Ese montaje brusco y elíptico, que privilegia la atmósfera sobre la trama, se ha atribuido a unas bobinas perdidas. O a las escenas que, por descuido, no se habían rodado. Dicho de otra forma, las elipsis eran el resultado de un accidente y no de una decisión formal (o de una concepción previa) por parte de Renoir. Se contaron versiones diversas del misterio de las bobinas -o de las escenas- perdidas. Empecemos por la que recuerda el cineasta en sus memorias:
Desde el punto de vista del misterio, los resultados rebasaron nuestras previsiones, incrementados por el hecho de que, habiéndose perdido dos bobinas, la película se tornó por así decirlo incomprensible, incluso para su autor.
Bénard da Costa está convencido de que Renoir exagera cuando se refiere a las dos bobinas y cree que sólo se perdió una.
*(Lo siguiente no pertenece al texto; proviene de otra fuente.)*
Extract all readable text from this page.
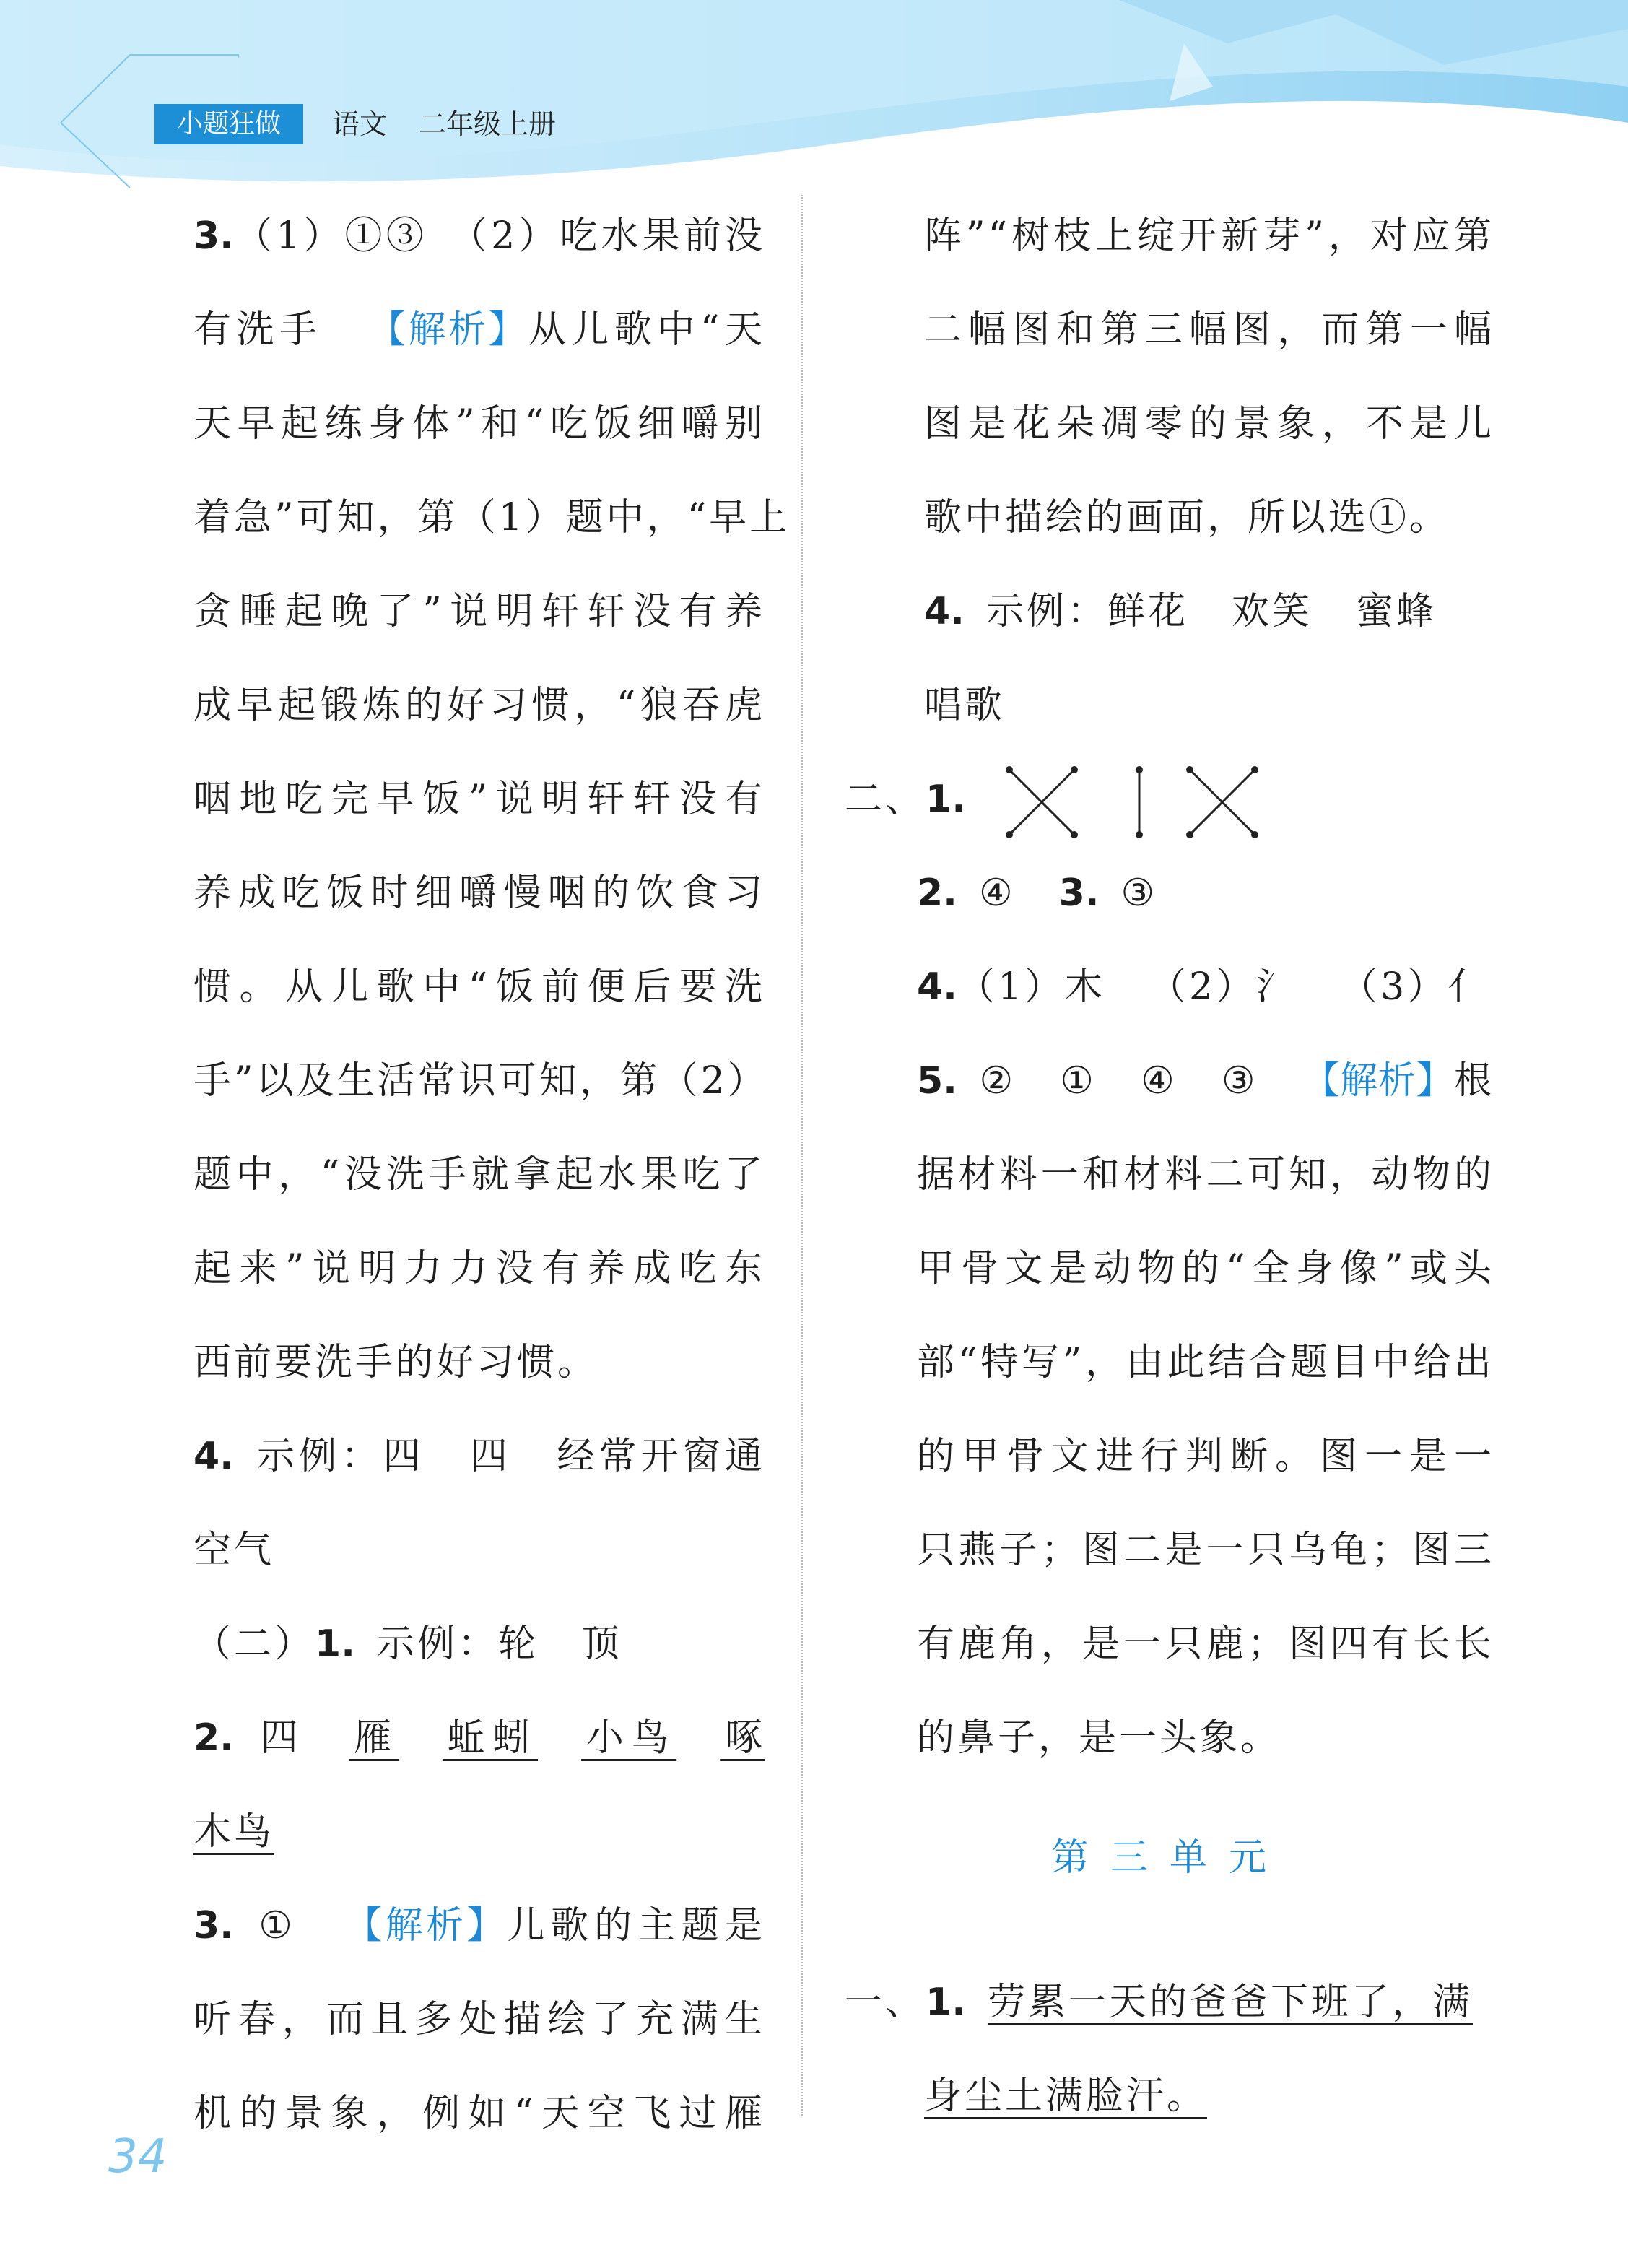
小题狂做	语文 二年级上册
3.（1）①③ （2）吃水果前没
有洗手 【解析】从儿歌中“天
天早起练身体”和“吃饭细嚼别
着急”可知，第（1）题中，“早上
贪睡起晚了”说明轩轩没有养
成早起锻炼的好习惯，“狼吞虎
咽地吃完早饭”说明轩轩没有
养成吃饭时细嚼慢咽的饮食习
惯。从儿歌中“饭前便后要洗
手”以及生活常识可知，第（2）
题中，“没洗手就拿起水果吃了
起来”说明力力没有养成吃东
西前要洗手的好习惯。
4. 示例：四 四 经常开窗通
空气
（二）1. 示例：轮 顶
2. 四 雁 蚯蚓 小鸟 啄
木鸟
3. ① 【解析】儿歌的主题是
听春，而且多处描绘了充满生
机的景象，例如“天空飞过雁
阵”“树枝上绽开新芽”，对应第
二幅图和第三幅图，而第一幅
图是花朵凋零的景象，不是儿
歌中描绘的画面，所以选①。
4. 示例：鲜花 欢笑 蜜蜂
唱歌
二、1.
2. ④ 3. ③
4.（1）木 （2）氵 （3）亻
5. ② ① ④ ③ 【解析】根
据材料一和材料二可知，动物的
甲骨文是动物的“全身像”或头
部“特写”，由此结合题目中给出
的甲骨文进行判断。图一是一
只燕子；图二是一只乌龟；图三
有鹿角，是一只鹿；图四有长长
的鼻子，是一头象。
第三单元
一、1. 劳累一天的爸爸下班了，满
身尘土满脸汗。
34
Godard, más exagerado aún (ya puestos...), habla de tres bobinas desaparecidas. El productor Pierre Braunberger puso negro sobre blanco en un artículo que nadie se dio cuenta durante el rodaje de que al guión que manejaban le faltaban ¡trece páginas! Simenon, en una ocasión, contó que, durante el rodaje, Renoir (que vivía con Marguerite Renoir) se estaba separando de Catherine Hessling y andaba algo deprimido y bebía mucho, y un día borracho perdido se olvidó de rodar unas cuantas escenas. Pero más adelante el propio Simenon comentó que esas escenas no se rodaron por falta de dinero. Muchos años después, Jean Mitry confesará haber perdido las bobinas (¿dos, tres?) cuando las llevaba al laboratorio.
Más de treinta años después, aquella película resonaba en la memoria de Renoir con el resplandor de una lejana edad de oro:"La nuit du carrefour" sigue siendo una experiencia completamente insensata en la que no puedo pensar sin nostalgia. En nuestros días, cuando todo está tan bien organizado, no se podría trabajar ya de ese modo.
Cada vez que volvemos a verla (y quieran los dioses que podamos ponerle los ojos encima en la pantalla de un cine una vez más) regresamos a la experiencia cardinal de una noche en la encrucijada del cine.